In fact, the number of productions opening this season in Greek theatres numbered more than 300—with 220 of those in Athens alone! In Greece, theatre has always been a means of individual and collective psychotherapy, a fact that could be changed neither by the strictures of the International Monetary Fund nor by the harsh measures of Ms. Merkel. Theatre attendance has also remained high; it’s common for performances to sell out their entire runs. The pessimism that has swept Greek society hasn’t yet paralyzed the theatre. That resilience is remarkable, given that the average base salary in Greece has been butchered to 586 euros a month, and unemployment benefits have plunged to 360 euros. But ticket prices have foundered too; today one can see an Athens production of Martin McDonagh’s A Behanding in Spokane for only 5 euros.
The recession has changed something deeper in Greek theatre, concerning the repertoire’s overall philosophy and direction. The tone has been set by the National Theatre, where artistic director Yannis Houvardas’s programming addresses such pressing contemporary questions as “What is motherland?” Here he has resorted to 17th- and 18th-century works, to theatrical texts from the establishment of the New Greek State and to adaptations of classic Greek historical novels by writers such as Grigorios Xenopoulos and Alki Zei. At the same time, Houvardas has encouraged the writing of new texts dealing with the harsh historic moment we live in today.
The National’s stages are constantly full. Watching classical satires of political corruption, audiences come to the bitter realization that little has changed in Greece over decades, even centuries. Taking another tack, in Homelands, by Michalis Reppas and ThanasisPapathanasiou, actual immigrants stepped from the margins of Greek society into the spotlight of the National’s main stage to narrate their own histories in the Greece of 2012.
Similar directions have been taken by alternative performance spaces like Bios, whose Unemployed featured actors’ compellingly real stories about being out of work. The shift to a documentary-style theatre—one that speaks about what hurts us, collectively and individually—has contributed to an unprecedented boom in new drama. Dozens of texts by underground troupes and established writers have broached such topics as xenophobia and racism (Aoustras, or Wildness, by Lena Kitsopoulou, for example) and the impairment and disposal of Athens by its politicians (Athens City-State, by the Kanigkounta Group).

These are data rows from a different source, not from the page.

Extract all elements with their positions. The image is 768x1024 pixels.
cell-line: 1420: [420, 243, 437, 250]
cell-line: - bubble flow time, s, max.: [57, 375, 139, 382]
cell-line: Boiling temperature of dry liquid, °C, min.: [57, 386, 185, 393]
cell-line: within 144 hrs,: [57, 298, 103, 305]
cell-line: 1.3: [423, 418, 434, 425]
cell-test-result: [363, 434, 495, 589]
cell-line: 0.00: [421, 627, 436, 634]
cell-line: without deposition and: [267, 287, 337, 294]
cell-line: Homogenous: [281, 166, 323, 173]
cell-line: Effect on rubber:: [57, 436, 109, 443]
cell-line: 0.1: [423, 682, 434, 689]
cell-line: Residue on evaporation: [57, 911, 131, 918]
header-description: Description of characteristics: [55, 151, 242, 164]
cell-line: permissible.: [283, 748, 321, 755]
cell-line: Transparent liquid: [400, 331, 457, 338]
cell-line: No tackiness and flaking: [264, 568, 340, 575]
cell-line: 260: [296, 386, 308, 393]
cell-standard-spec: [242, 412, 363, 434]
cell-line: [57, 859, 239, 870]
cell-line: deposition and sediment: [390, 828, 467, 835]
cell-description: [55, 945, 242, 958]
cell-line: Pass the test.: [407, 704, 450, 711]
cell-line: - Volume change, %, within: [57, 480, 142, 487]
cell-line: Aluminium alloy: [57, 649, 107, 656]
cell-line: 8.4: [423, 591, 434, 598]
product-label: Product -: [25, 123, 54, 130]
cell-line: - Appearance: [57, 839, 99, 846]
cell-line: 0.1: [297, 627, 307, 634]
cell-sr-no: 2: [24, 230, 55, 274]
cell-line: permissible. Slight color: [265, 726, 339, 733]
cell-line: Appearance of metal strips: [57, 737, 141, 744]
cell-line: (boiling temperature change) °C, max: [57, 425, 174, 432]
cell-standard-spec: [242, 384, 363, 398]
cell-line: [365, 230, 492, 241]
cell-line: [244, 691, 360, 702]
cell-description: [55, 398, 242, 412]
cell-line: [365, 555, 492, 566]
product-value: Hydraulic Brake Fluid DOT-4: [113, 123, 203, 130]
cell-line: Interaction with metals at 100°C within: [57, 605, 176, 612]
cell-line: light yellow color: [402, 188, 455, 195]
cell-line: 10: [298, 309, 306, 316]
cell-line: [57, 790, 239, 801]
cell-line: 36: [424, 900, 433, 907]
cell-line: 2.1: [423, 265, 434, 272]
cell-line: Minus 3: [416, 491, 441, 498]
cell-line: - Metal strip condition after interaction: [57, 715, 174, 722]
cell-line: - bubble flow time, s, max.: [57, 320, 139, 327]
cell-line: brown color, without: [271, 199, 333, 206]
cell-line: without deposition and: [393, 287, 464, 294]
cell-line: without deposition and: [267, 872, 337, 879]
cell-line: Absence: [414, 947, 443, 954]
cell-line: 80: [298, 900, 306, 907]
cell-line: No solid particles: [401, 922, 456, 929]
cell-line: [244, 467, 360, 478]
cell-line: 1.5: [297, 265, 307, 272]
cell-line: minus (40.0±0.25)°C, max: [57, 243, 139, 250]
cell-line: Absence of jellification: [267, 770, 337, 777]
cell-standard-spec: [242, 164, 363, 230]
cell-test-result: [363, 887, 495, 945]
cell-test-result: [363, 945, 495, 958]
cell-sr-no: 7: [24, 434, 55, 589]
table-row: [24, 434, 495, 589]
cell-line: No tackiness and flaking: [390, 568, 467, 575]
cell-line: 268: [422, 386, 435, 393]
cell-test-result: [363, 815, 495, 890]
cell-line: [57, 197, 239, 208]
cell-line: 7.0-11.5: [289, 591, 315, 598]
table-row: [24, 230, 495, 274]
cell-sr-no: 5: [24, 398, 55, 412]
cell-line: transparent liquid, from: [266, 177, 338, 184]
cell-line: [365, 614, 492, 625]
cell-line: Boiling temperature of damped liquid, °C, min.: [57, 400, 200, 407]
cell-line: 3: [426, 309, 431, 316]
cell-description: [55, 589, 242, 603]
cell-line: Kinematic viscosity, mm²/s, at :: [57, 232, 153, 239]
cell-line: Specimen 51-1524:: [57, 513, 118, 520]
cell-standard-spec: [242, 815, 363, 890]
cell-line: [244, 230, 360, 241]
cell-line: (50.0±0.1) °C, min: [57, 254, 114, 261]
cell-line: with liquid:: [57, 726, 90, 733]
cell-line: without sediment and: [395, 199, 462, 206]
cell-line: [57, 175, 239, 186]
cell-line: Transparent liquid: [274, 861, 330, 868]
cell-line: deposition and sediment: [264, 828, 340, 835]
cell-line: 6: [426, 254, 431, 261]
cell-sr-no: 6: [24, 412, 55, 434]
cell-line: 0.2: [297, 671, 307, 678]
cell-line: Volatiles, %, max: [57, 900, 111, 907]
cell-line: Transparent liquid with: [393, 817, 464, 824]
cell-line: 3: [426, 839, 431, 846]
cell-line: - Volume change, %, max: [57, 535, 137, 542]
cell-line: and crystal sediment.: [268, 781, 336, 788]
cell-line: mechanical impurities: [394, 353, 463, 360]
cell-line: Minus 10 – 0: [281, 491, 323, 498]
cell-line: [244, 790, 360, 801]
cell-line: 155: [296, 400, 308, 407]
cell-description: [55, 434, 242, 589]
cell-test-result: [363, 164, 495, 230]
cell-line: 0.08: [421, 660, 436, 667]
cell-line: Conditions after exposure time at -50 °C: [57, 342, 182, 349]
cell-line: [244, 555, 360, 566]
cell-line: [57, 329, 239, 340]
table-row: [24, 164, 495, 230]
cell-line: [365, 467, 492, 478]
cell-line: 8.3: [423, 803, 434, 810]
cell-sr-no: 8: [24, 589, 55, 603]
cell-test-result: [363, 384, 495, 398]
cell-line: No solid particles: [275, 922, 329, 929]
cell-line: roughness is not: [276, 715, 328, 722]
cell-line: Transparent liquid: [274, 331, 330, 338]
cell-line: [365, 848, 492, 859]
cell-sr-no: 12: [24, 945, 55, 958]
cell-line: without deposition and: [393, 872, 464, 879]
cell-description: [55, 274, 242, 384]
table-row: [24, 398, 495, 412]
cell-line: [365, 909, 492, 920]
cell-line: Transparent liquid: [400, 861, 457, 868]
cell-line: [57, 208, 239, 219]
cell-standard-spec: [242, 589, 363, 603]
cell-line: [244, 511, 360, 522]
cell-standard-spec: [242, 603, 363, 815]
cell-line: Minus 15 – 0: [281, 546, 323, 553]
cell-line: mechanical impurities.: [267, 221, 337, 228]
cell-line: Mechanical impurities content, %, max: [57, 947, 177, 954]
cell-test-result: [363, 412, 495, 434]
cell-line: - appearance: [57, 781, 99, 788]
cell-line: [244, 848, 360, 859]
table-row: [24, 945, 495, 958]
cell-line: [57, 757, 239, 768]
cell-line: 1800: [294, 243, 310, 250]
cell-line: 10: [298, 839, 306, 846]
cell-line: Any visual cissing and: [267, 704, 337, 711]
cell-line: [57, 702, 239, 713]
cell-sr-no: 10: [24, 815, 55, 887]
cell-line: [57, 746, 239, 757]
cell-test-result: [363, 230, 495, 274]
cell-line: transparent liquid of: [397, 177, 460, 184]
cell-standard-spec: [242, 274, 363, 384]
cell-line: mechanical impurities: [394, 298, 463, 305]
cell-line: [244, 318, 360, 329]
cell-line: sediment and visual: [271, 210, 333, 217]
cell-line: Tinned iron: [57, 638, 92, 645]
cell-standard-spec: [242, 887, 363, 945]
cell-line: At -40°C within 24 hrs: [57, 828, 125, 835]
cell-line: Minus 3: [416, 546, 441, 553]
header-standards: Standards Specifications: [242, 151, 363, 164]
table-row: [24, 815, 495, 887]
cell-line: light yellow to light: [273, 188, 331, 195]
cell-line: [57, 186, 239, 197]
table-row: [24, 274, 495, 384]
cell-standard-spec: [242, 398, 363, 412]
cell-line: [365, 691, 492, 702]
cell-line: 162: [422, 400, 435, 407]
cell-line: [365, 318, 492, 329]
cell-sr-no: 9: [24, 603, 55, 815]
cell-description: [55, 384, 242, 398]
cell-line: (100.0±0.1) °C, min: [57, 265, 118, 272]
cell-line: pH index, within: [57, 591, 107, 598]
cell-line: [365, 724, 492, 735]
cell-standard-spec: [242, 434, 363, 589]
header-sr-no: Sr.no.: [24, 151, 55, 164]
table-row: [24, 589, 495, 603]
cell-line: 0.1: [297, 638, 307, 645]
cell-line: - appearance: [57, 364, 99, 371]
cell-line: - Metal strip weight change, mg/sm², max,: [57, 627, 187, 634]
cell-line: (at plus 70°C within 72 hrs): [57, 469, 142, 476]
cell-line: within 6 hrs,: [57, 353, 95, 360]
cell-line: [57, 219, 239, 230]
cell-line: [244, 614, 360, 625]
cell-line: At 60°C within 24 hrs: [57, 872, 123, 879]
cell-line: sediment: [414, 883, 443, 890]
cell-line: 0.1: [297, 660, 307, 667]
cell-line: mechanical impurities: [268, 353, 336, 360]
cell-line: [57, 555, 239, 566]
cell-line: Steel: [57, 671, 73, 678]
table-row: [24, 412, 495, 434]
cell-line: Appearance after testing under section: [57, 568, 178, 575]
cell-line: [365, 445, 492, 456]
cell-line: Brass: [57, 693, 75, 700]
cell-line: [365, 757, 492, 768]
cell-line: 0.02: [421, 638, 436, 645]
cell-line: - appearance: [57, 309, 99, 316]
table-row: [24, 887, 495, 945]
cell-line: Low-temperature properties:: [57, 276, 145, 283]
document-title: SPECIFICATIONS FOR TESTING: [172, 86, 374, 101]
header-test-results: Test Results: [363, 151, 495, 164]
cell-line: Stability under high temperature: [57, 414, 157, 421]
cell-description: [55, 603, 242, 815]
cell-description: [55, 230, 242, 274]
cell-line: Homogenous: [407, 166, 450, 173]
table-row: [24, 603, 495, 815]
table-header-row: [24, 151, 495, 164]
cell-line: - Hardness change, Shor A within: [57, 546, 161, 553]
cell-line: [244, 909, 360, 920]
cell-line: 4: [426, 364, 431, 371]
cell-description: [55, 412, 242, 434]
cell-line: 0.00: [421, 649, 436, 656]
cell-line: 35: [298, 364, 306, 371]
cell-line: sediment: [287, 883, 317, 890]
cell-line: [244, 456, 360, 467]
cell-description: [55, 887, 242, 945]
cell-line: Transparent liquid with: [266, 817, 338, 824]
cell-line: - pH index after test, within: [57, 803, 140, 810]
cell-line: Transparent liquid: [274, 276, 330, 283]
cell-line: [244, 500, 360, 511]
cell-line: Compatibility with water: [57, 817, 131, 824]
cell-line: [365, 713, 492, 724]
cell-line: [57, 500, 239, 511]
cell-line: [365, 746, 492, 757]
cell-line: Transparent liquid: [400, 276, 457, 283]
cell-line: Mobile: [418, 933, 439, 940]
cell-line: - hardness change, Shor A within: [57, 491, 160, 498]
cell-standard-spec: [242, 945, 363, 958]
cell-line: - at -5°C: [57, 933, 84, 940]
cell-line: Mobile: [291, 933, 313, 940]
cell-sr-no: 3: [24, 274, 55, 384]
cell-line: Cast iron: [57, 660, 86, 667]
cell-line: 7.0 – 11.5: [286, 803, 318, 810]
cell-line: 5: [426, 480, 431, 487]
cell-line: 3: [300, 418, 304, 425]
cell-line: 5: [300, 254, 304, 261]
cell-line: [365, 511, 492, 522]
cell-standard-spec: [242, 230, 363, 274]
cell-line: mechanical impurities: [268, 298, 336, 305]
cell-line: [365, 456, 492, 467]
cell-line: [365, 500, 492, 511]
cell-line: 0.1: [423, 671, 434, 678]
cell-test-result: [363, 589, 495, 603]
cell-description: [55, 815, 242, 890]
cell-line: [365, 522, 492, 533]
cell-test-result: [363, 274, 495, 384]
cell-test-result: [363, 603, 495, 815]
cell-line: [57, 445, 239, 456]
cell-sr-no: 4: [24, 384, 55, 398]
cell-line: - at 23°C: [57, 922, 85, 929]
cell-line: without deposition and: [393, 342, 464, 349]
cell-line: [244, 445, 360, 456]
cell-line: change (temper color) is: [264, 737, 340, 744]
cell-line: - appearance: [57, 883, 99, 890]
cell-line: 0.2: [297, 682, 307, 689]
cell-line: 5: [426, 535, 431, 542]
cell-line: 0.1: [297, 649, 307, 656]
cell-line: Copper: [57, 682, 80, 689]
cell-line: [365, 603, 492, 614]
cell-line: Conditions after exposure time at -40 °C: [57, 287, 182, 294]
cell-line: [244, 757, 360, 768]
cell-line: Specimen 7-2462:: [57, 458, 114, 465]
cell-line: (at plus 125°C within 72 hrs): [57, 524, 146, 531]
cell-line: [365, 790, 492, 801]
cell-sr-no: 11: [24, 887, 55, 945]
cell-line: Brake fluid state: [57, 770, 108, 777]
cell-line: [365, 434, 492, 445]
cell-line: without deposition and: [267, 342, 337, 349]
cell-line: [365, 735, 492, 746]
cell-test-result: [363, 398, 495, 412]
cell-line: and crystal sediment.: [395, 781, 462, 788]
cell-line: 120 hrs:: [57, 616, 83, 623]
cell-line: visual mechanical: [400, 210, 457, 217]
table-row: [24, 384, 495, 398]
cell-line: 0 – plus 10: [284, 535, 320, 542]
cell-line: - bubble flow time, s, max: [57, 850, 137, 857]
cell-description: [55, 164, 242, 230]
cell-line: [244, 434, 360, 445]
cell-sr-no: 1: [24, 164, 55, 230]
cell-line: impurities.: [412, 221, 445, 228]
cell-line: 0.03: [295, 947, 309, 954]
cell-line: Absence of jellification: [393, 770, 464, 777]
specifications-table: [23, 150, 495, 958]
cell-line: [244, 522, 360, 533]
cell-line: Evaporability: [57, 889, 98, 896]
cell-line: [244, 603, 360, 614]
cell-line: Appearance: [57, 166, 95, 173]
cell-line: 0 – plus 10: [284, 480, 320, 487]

Who could have imagined the crisis would lead to a serious shift toward the country’s historical roots and the Greek language? To a renewal of classical pieces of the Cretan Renaissance (which occurred in the 16th and 17th centuries), like Kornaros’s Erotokritos and Hortatsis’s Erofili? To dramatic adaptations of novels (by Viziinos, Pentzikis, Papadiamantis, Roidis and others) characterized by their unique and highly demanding language?
The lack of money and means has also given birth of a wave of collective actions, a leading example of which is the peaceful occupation of the defunct Theatre Empros by the Mavili Collective. The vigorous collective of young theatre groups has organized open classes and panels and staged day-long and hybrid performances, all free of charge.
Ioanna Kleftogianni lives in Athens.